She sat miserably on the edge of the bed, torn between waiting for Animal to wake to beg his forgiveness, or going to wait on the new master and to beg his forgiveness. She heard a soft clang from the kitchen, and water running. She turned and looked desperately at the sleeping figure beside her. She knew that, as he had missed first light already, he might sleep for hours more.
Trembling, Rose opened the bedroom door quietly and peeked out. With a gasp she saw that the new master was in the kitchen cubicle, washing dishes! She started towards him, turned back and quietly closed the bedroom door, then almost ran across the living room and skidded to a stop on her knees in the kitchen doorway. "Forgive me, master," she said in a voice so soft Gabriel barely heard her.

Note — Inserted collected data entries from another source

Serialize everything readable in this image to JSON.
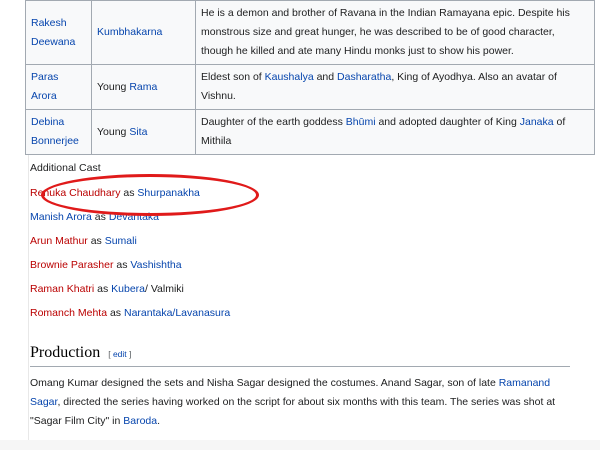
{
  "cast_table": {
    "rows": [
      {
        "actor_lines": [
          "Rakesh",
          "Deewana"
        ],
        "role_prefix": "",
        "role_link": "Kumbhakarna",
        "description": "He is a demon and brother of Ravana in the Indian Ramayana epic. Despite his monstrous size and great hunger, he was described to be of good character, though he killed and ate many Hindu monks just to show his power."
      },
      {
        "actor_lines": [
          "Paras Arora"
        ],
        "role_prefix": "Young ",
        "role_link": "Rama",
        "description_parts": [
          "Eldest son of ",
          "Kaushalya",
          " and ",
          "Dasharatha",
          ", King of Ayodhya. Also an avatar of Vishnu."
        ]
      },
      {
        "actor_lines": [
          "Debina",
          "Bonnerjee"
        ],
        "role_prefix": "Young ",
        "role_link": "Sita",
        "description_parts": [
          "Daughter of the earth goddess ",
          "Bhūmi",
          " and adopted daughter of King ",
          "Janaka",
          " of Mithila"
        ]
      }
    ]
  },
  "additional_cast": {
    "heading": "Additional Cast",
    "connector": " as ",
    "items": [
      {
        "actor": "Renuka Chaudhary",
        "role": "Shurpanakha",
        "extra": ""
      },
      {
        "actor": "Manish Arora",
        "role": "Devantaka",
        "extra": ""
      },
      {
        "actor": "Arun Mathur",
        "role": "Sumali",
        "extra": ""
      },
      {
        "actor": "Brownie Parasher",
        "role": "Vashishtha",
        "extra": ""
      },
      {
        "actor": "Raman Khatri",
        "role": "Kubera",
        "extra": "/ Valmiki"
      },
      {
        "actor": "Romanch Mehta",
        "role": "Narantaka/Lavanasura",
        "extra": ""
      }
    ]
  },
  "production": {
    "heading": "Production",
    "edit_open": "[ ",
    "edit_label": "edit",
    "edit_close": " ]",
    "text_parts": [
      "Omang Kumar designed the sets and Nisha Sagar designed the costumes. Anand Sagar, son of late ",
      "Ramanand Sagar",
      ", directed the series having worked on the script for about six months with this team. The series was shot at \"Sagar Film City\" in ",
      "Baroda",
      "."
    ]
  },
  "colors": {
    "link": "#0645ad",
    "redlink": "#ba0000",
    "annotation": "#e01a1a"
  }
}
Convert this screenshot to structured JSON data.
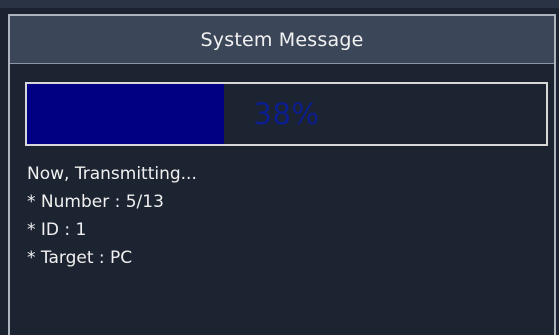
{
  "dialog": {
    "title": "System Message"
  },
  "progress": {
    "value_percent": 38,
    "label": "38%",
    "fill_color": "#020082"
  },
  "status": {
    "heading": "Now, Transmitting...",
    "number": "* Number : 5/13",
    "id": "* ID : 1",
    "target": "* Target : PC"
  },
  "colors": {
    "background": "#1b2230",
    "title_bar": "#3b4658",
    "border": "#aeb4bd"
  }
}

He turned to her with a funny, apologetic smile. "I hope I didn't wake you," he said, and turned back to finish the dish he was washing. He had awoken that morning still heartsick from the events of the day before but also amazingly refreshed from having slept with a safe roof over his head and no need to keep an ear cocked for marauding raccoons and worse. Without compunction he had raided the icebox of the food Animal had evidently dumped there the night before, on the plates they ate off. Further, he was certain he remembered the way to the main entranceway, from where he could easily find the stable and Pegasus.
"Please, master," Rose pleaded. She started to cry, more certain than ever of punishment if a master was doing her own work.
Gabriel turned to her again, distressed. “Please don't cry," he asked, in the most gentle voice he could muster.
Rose looked down, biting her lip. His kind tone scared her more than his weird actions. Masters were sometimes eccentric or lazy, like Animal. That was dangerous but you could get used to it. But kindness was always a mindgame. A tear rolled down to the tip of Rose's nose and dropped with a tiny splotch to the floor. She remained motionless.
Gabriel watched her for a time, matching his breath to hers. Then he said, in a soft, conversational voice, "I never saw a faucet like this one, where endless hot water comes out." This got Rose's attention, and she looked up at him, puzzled. "Jonquil couldn't tell me yesterday about how anything around here works. It seems like magic to me."
Rose took a deep breath, and said, "It comes from pipes from a boiler room, Master." When Gabriel waited, she added, "The boiler broke once when I worked in the southern wing. There was no hot water for two weeks. Nobody knew how to fix it."
Rose turned bright red, as if embarrassed by the sound of her own voice. Gabriel pretended he didn't notice, and asked, with genuine interest, "How does the boiler make the water hot?"
Rose thought for a minute. "My mistress brought me to see the public torturing after the boiler was fixed. I think the Bearer ordered that all the houseslaves in that wing attend. I remember the torturer saying the slaves were supposed to tend the fires which heated the water." She looked at Gabriel almost angrily before she blankened her face.
Gabriel had seen the look. "It wasn't their fault, Rose," he said softly. Rose prostrated herself, her characteristic fear returning.
Gabriel mentally kicked himself for going too fast. He tried to save the situation. "That beautiful shower I took this morning," he said, "Does that water come from the same place?"
Rose trembled. Without looking up, she said, "Forgive me, Master. I don't know."
Gabriel leaned back against the counter, watching her. He tried to think of a topic of conversation that would put her at ease, but seeing her taut posture he realized that he had pushed as far as she would go for now. He chewed on his lip, wishing for a normal conversation with a friend.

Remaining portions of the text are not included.